Begin your lesson plan with a review of ratios. Plan to use manipulatives as a demonstration. Prepare a bag of red and blue marbles, and plan to have students tell you the ratio of red marbles to blue marbles in the bag and the ratio of red marbles to the total number of marbles in the bag.
Write a lesson on proportions, explaining that a proportion is an equation that compares equal ratios. Explain that you know two ratios are a proportion when you can cross-multiply them and get equal numbers. For example, 2/4 = 3/6 is a proportion because 2 x 6 = 12 and 3 x 4 = 12, proving the proportion true.

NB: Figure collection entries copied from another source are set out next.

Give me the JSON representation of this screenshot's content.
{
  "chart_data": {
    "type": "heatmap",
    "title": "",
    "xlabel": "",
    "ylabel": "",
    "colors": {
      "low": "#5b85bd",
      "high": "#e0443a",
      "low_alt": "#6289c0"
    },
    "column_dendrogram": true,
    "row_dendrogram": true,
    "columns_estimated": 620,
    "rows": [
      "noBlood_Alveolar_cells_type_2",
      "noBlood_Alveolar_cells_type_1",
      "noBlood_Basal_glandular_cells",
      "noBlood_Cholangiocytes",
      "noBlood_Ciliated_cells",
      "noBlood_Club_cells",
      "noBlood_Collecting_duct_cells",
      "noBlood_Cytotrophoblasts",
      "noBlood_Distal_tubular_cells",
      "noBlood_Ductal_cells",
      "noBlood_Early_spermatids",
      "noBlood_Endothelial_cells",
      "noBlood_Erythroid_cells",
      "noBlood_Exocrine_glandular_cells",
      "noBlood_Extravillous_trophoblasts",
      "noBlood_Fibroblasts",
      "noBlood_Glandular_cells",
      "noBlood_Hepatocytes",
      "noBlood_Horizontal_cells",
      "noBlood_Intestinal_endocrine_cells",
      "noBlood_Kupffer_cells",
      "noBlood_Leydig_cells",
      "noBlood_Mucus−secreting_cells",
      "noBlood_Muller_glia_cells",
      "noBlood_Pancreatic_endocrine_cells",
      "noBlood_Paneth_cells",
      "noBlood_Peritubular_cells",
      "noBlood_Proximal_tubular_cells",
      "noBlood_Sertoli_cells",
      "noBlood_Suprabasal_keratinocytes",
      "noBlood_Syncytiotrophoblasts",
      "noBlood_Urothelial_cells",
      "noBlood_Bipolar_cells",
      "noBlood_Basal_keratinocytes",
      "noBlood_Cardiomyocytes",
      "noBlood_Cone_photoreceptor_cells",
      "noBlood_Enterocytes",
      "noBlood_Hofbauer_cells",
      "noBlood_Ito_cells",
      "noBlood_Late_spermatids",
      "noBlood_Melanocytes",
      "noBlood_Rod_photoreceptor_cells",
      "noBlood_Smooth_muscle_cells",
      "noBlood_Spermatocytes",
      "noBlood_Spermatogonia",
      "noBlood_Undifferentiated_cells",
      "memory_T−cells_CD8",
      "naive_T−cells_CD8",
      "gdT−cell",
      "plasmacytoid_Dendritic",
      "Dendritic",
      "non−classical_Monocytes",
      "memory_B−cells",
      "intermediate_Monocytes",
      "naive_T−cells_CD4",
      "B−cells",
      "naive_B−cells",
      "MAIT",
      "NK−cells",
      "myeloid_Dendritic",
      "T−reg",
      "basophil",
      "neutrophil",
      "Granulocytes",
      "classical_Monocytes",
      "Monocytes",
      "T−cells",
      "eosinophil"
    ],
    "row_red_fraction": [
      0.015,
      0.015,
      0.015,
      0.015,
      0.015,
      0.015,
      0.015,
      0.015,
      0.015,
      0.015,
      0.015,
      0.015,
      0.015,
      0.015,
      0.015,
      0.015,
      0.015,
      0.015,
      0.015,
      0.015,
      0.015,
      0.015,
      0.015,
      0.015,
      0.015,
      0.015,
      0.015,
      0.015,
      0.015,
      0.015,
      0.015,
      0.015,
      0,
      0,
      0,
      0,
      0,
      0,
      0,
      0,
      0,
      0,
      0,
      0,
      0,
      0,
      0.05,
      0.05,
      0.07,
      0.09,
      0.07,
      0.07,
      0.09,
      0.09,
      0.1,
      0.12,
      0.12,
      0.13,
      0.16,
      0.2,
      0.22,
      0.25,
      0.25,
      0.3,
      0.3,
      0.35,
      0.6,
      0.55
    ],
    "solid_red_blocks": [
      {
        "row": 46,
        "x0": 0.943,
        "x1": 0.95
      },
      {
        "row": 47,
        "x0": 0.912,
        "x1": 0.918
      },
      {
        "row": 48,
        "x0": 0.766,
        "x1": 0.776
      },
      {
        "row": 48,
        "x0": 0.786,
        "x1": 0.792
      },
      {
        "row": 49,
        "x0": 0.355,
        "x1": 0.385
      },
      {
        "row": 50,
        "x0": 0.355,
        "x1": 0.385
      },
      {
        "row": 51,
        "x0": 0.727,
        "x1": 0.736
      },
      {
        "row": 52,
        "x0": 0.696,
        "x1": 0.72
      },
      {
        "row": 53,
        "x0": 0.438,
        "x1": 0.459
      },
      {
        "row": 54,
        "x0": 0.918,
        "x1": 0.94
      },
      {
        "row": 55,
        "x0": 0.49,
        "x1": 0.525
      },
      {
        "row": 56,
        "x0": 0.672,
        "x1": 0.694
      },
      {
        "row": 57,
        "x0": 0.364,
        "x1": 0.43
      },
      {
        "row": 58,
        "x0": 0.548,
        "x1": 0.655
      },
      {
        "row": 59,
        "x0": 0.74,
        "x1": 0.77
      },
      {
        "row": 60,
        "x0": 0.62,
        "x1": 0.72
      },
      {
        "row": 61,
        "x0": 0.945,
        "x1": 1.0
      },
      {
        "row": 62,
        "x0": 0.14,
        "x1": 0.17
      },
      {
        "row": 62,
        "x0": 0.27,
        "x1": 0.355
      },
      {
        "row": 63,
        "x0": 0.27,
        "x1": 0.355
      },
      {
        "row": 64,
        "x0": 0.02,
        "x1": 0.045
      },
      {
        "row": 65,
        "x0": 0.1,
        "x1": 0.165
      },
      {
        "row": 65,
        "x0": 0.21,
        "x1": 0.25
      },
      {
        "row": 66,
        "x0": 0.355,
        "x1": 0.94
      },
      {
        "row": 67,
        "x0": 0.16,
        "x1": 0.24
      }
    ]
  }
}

Write an example using doubling a recipe, explaining that as long as a cook keeps the ratios in proportion, he can make the recipe as big as he wants. For example, choose a recipe that serves two people and calls for 1 cup of flour and 2 cups of sugar. To serve four people, a cook must double both sides of the ratio, making 2 cups flour and 4 cups sugar. Plan to have students cross-multiply to test the proportion.
Explain in your lesson that students can find missing numbers in ratios by cross-multiplying and then solving for the variable. Using the recipe in Step 3, plan to ask the students to find how many cups of flour the cook needs if he wants to use 8 cups of sugar. Have them cross-multiply 1/2 = x/8 to get 8 = 2x, and then have them solve for x to get x = 4.
Write a set of practice word-problems using cooking examples and unit conversation examples. For example, have students solve for the number of inches in 50 feet if there are 12 inches in 1 foot.